Low-frequency electrotherapy for female patients with detrusor underactivity due to neuromuscular deficiency
Introduction and hypothesis The aim of the study was to assess the efficacy of low-frequency electrotherapy (LFE) for female patients with early-stage detrusor underactivity (DUA) due to neuromuscular deficiency. Methods A total of 102 female patients were divided randomly into four groups: LFE-NC (normal compliance), LFE-LC (low compliance), CON (control)-NC and CON-LC. Patients in the LFE-NC and LFE-LC groups received LFE, and those in the CON-NC and CON-LC groups received conservative treatment. Urodynamic evaluation was performed before and after treatment.
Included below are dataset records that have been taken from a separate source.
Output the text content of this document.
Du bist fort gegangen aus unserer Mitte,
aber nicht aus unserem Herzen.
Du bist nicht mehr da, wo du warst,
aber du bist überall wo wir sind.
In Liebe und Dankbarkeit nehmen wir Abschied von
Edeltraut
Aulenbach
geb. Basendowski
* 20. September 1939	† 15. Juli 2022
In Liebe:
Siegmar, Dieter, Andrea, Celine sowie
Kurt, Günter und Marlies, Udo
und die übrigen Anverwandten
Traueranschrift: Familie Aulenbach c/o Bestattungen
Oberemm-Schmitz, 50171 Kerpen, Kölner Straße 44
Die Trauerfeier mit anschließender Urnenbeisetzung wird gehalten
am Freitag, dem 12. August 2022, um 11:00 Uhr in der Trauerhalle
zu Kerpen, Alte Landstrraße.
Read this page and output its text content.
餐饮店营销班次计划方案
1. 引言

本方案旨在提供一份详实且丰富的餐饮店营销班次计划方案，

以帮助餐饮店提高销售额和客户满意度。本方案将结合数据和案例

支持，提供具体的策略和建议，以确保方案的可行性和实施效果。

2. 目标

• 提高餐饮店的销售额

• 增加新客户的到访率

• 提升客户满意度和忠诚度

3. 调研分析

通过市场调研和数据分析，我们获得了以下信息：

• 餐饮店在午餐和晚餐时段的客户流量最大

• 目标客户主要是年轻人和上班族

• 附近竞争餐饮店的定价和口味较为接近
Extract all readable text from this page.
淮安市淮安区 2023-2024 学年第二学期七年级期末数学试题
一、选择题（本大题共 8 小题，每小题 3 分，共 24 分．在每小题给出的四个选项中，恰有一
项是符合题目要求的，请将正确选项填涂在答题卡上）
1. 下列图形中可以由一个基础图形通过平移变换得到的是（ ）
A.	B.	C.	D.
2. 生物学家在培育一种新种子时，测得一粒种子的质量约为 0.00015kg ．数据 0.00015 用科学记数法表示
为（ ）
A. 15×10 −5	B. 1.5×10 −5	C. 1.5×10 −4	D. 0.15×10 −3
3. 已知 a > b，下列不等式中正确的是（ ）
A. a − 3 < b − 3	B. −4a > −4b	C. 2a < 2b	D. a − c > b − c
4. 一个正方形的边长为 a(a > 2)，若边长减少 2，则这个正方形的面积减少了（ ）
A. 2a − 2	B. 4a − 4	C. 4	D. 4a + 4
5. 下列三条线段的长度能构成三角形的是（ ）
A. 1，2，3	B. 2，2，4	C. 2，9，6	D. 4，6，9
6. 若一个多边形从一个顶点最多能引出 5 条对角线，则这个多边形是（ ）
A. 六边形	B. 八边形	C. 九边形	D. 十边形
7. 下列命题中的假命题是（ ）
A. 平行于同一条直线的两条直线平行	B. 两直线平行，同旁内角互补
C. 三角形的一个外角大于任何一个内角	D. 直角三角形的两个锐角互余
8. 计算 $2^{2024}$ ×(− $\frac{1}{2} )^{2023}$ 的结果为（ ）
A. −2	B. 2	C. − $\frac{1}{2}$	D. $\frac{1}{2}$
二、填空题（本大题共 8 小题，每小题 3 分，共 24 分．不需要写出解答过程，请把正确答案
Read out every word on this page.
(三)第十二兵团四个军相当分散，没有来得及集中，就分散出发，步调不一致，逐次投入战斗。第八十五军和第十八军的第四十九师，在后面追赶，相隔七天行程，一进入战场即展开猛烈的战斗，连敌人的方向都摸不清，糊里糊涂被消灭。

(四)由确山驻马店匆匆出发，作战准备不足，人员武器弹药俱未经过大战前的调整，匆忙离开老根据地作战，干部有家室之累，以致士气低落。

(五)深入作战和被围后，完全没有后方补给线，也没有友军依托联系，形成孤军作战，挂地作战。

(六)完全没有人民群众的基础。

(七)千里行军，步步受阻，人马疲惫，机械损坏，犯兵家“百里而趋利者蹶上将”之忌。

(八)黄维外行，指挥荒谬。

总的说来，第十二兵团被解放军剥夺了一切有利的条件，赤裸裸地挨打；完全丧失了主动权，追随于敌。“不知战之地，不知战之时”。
Results After treatment, 82 % of the LFE-NC regained detrusor contractility, whereas only 2 (8 %) of the CON-NC had normal detrusor contraction. None of LFE-LC or CON-LC regained detrusor contractility ( p  < 0.01). The per cent of LFE-NC who relied on catheterization for bladder emptying decreased by 43 % ( p  < 0.01). Those in the LFE-LC, CON-NC and CON-LC groups decreased by only 4, 12 or 0 % ( p  > 0.05). Conclusions LFE was more effective for DUA patients with normal compliance; these patients benefited from LFE, but DUA patients with low compliance did not.